Ash, white oak, and red cedar (all by microanalysis).
Acc. No. 1960-179
Appearance: Turned armchair with rectangular arms (taller side is vertically oriented) that extend past arm supports and terminate in a simple, stylized, uncarved volute that turns downward and back towards the rear posts; back consists of three flat rectangular rails with two spindle banks in between; single spindle bank below arm set into seat rails just above seat lists; splint seat on round lists (sides higher than front and back); rear posts taper 1/2" from bottom to top, and are plain turned with incised vergier marks, surmounted by a filleted and coved neck, a raised ring and a tall, vasiform finial; front posts are plain to seat and decoratively turned above, consisting of a central, flattened ball with addorsed tapered surrounds, the supports terminating below the arms in plain cylindrical shape that is narrower than the lower width of the legs; feet are turned in an inverted baluster shape; all stretchers mimic the arm support design, with a more attenuated ball in the center and tapered shoulders the terminate at the posts.
Construction: The crest rail and stay rails are joined to the posts with square tenons, the shoulders fo which are rounded to follow the curvature of the posts. The arms, seat lists, and stretchers use conventional post-and-hole construction.
Materials: Ash (front and rear posts, stretchers, seat lists, crest rail, stay rails, arms, and stay beneath right arm); white oak (splint seat and stay rail beneath left arm); red cedar (spindles); all by microanalysis.
Label:The arms on this elaborately spindled chair differ from those on many contemporary southern examples. Ranks of full-height arm spindles are common in New England, but the detail is rarely seen in the South where most chair makers either employed short, widely spaced arm spindles or left a large void. Microscopic analysis of the finish history on the chair confirms that the arms have always been configured as they are now; structural details strongly suggest that the arm spindles were added to the chair after the posts were turned but before the object was assembled. Perhaps the original owner of the chair requested the change during construction.
The chair exhibits design elements associated with French chair making. Its back features turned spindles set into rails that are square or rectangular in cross section. Although the same features were employed on French chairs, cradles, and other turned forms throughout the eighteenth century, they were not usually seen on British work until the 1790s. Thousands of French Huguenot refugees came to the South beginning in the late seventeenth century. Many eventually settled in the Tidewater Virginia counties of Norfolk and Nansemond, while others founded Manakin Town on the James River west of modern-day Richmond. A scattering of French cultural traditions, including chair making, were thus introduced into Virginia and survived for generations.
Research by the Museum of Early Southern Decorative Arts (MESDA) has identified several Virginia and North Carolina chair groups that may represent the work of Huguenot immigrants and their descendants.
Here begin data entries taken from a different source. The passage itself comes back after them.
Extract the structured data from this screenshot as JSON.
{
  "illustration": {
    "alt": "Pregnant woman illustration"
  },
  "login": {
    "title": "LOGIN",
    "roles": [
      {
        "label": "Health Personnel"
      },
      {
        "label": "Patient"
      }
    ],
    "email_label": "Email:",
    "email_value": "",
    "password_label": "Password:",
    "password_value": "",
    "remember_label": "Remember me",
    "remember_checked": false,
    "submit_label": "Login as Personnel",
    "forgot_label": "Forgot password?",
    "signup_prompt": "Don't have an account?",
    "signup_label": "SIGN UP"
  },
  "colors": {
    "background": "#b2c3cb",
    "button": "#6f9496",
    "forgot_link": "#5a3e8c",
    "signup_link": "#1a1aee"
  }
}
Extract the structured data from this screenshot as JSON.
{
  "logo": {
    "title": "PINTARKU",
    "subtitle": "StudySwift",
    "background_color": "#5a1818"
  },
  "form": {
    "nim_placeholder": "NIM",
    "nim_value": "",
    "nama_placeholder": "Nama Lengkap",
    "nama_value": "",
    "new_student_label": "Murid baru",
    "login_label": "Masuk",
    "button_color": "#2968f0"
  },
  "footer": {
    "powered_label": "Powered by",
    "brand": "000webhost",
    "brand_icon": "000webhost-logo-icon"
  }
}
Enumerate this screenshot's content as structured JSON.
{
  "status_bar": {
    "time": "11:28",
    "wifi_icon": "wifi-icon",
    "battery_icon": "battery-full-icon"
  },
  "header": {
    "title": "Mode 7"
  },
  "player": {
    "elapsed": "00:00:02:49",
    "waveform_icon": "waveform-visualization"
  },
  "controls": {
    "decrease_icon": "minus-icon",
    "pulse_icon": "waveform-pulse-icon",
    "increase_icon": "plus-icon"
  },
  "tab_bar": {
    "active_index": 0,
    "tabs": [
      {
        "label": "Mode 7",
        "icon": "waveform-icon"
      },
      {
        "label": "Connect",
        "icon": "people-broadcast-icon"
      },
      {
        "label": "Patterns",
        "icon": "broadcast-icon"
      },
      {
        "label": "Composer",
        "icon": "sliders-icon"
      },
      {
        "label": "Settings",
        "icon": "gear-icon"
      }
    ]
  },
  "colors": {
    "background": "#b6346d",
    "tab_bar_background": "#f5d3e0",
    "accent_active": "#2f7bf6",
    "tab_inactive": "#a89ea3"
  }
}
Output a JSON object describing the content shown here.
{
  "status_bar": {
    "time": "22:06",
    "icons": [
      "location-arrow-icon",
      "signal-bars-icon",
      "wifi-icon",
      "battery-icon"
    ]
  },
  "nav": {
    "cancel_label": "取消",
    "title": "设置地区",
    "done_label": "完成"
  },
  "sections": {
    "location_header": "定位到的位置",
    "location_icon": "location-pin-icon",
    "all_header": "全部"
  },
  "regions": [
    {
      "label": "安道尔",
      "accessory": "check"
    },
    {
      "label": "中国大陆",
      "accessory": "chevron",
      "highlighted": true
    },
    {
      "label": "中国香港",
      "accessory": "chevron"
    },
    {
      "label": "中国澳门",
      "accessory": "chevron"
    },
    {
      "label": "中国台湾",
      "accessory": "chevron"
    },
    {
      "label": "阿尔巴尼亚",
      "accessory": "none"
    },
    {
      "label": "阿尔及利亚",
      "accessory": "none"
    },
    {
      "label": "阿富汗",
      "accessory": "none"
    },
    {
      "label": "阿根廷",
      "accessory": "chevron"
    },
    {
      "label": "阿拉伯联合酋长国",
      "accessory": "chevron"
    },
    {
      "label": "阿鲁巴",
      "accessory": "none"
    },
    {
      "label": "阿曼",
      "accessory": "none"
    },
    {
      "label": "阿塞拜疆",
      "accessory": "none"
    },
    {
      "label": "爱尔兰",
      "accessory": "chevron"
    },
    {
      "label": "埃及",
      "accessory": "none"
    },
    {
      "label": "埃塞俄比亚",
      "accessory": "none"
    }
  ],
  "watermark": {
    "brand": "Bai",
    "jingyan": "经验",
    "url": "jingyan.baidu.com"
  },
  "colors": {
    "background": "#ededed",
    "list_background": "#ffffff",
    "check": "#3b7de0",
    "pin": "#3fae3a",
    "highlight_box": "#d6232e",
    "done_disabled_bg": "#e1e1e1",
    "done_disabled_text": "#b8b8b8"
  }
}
These include a series of armchairs made in Mecklenburg and Dinwiddie Counties in Virginia during the last half of the eighteenth century. The CWF armchair, which was found in Nansemond County, cannot be directly related to any known Virginia shop groups. Even so, its local history and clear ties to French chair making techniques suggest an origin in the Southside. This attribution is reinforced by the maker's use of decorated stretchers on all sides of the chair and the presence of ornamented feet on all four legs, approaches that were common on southern turned chairs but relatively rare elsewhere.
Provenance:The chair was acquired by CWF in 1960 from antiques dealer Joe Kindig, III. It carried an oral tradition of having been purchased by his father, Joe Kindig, Jr., in Suffolk, Nansemond Co., VA, in the 1920s.